Last week Evernote got themselves into a public relations storm by updating their terms and conditions relating to privacy of data. They then had to hastily update the policy, stating that they would no longer be making the changes as planned.
The other month I wrote about digital exhaust, but there’s a lot of data that we place into others hands deliberately. When you type an email, upload a file, fill in an online form do you think about who may have access to that data? I’m not sure we often give it the consideration it deserves.
You should assume that the data is going to live forever, so our actions have lasting consequences, and so do the actions of those people who have access to our data.

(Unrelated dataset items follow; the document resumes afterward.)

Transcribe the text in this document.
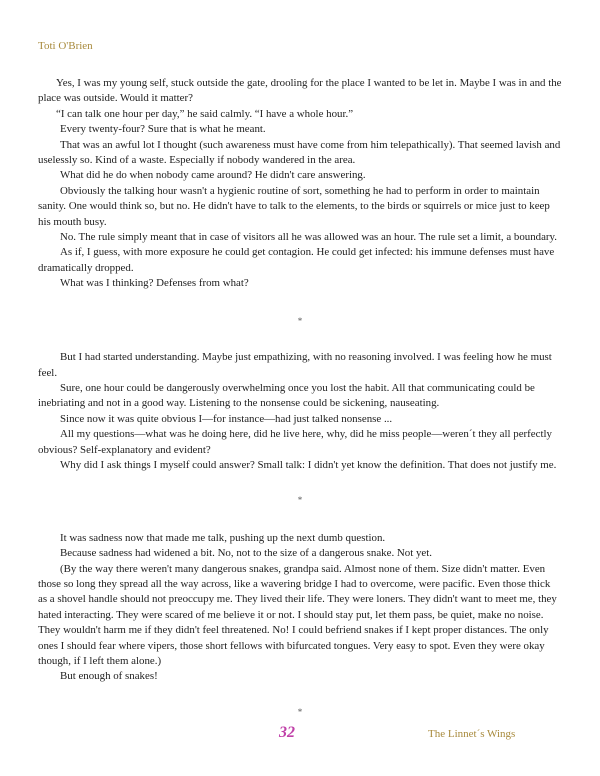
Toti O'Brien

Yes, I was my young self, stuck outside the gate, drooling for the place I wanted to be let in. Maybe I was in and the place was outside. Would it matter?

“I can talk one hour per day,” he said calmly. “I have a whole hour.”

Every twenty-four? Sure that is what he meant.

That was an awful lot I thought (such awareness must have come from him telepathically). That seemed lavish and uselessly so. Kind of a waste. Especially if nobody wandered in the area.

What did he do when nobody came around? He didn't care answering.

Obviously the talking hour wasn't a hygienic routine of sort, something he had to perform in order to maintain sanity. One would think so, but no. He didn't have to talk to the elements, to the birds or squirrels or mice just to keep his mouth busy.

No. The rule simply meant that in case of visitors all he was allowed was an hour. The rule set a limit, a boundary.

As if, I guess, with more exposure he could get contagion. He could get infected: his immune defenses must have dramatically dropped.

What was I thinking? Defenses from what?

*

But I had started understanding. Maybe just empathizing, with no reasoning involved. I was feeling how he must feel.

Sure, one hour could be dangerously overwhelming once you lost the habit. All that communicating could be inebriating and not in a good way. Listening to the nonsense could be sickening, nauseating.

Since now it was quite obvious I—for instance—had just talked nonsense ...

All my questions—what was he doing here, did he live here, why, did he miss people—weren´t they all perfectly obvious? Self-explanatory and evident?

Why did I ask things I myself could answer? Small talk: I didn't yet know the definition. That does not justify me.

*

It was sadness now that made me talk, pushing up the next dumb question.

Because sadness had widened a bit. No, not to the size of a dangerous snake. Not yet.

(By the way there weren't many dangerous snakes, grandpa said. Almost none of them. Size didn't matter. Even those so long they spread all the way across, like a wavering bridge I had to overcome, were pacific. Even those thick as a shovel handle should not preoccupy me. They lived their life. They were loners. They didn't want to meet me, they hated interacting. They were scared of me believe it or not. I should stay put, let them pass, be quiet, make no noise. They wouldn't harm me if they didn't feel threatened. No! I could befriend snakes if I kept proper distances. The only ones I should fear where vipers, those short fellows with bifurcated tongues. Very easy to spot. Even they were okay though, if I left them alone.)

But enough of snakes!

*
32	The Linnet´s Wings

Each of us have signed up to many terms and conditions that have included privacy statements, but few of us have read any of them.
Those privacy policies were mostly written for a relatively static world but we are entering a new era of data privacy concerns as more of our data gets given to artificial intelligence and machine learning to assess and give value on. That was one of the aspects of the Evernote situation:
“Human beings don’t read notes without people’s permission. Full stop. We just don’t do that,” says O’Neill, noting that there’s an exception for court-mandated requests. “Where we were ham-fisted in communicating is this notion of taking advantage of machine learning and other technologies, which frankly are commonplace anywhere in the valley or anywhere you look in any tech company today.”
The reality is that Google, Microsoft, Facebook and Apple have both been using machine learning for a long time, that’s how they know to tells us interesting things like pre-warning us about traffic problems on our journey home when we haven’t told them where home is.
Most of the time we don’t even give the privacy of our data a thought, and we should. Did you know:
- Many site reserve the right to change the terms without telling you.
- Many services claim copyright over parts, or all of your data.
- Some sites don’t let you delete your account.
- Many sites track you on other sites.
It’s terms like these that enable adverts for an item I searched for just a few minutes ago to now be showing in my Facebook.
When was the last time you checked the PrivacyGrade of an app before you downloaded it? Or check Terms of Service: Didn’t Read before agreeing to the terms on a site? I suspect that for most of my readers they’ve never visited these sites.
Ultimately the only lever that we have over these services is the commercial one and most of them aren’t going to do anything to jeopardize that, but that won’t stop them pushing up against the edges of what we regard as acceptable. What we regard as acceptable is greatly influenced by whether we feel like we are getting something for free.
We are trading our privacy for access and I’m not sure we really understand the cost.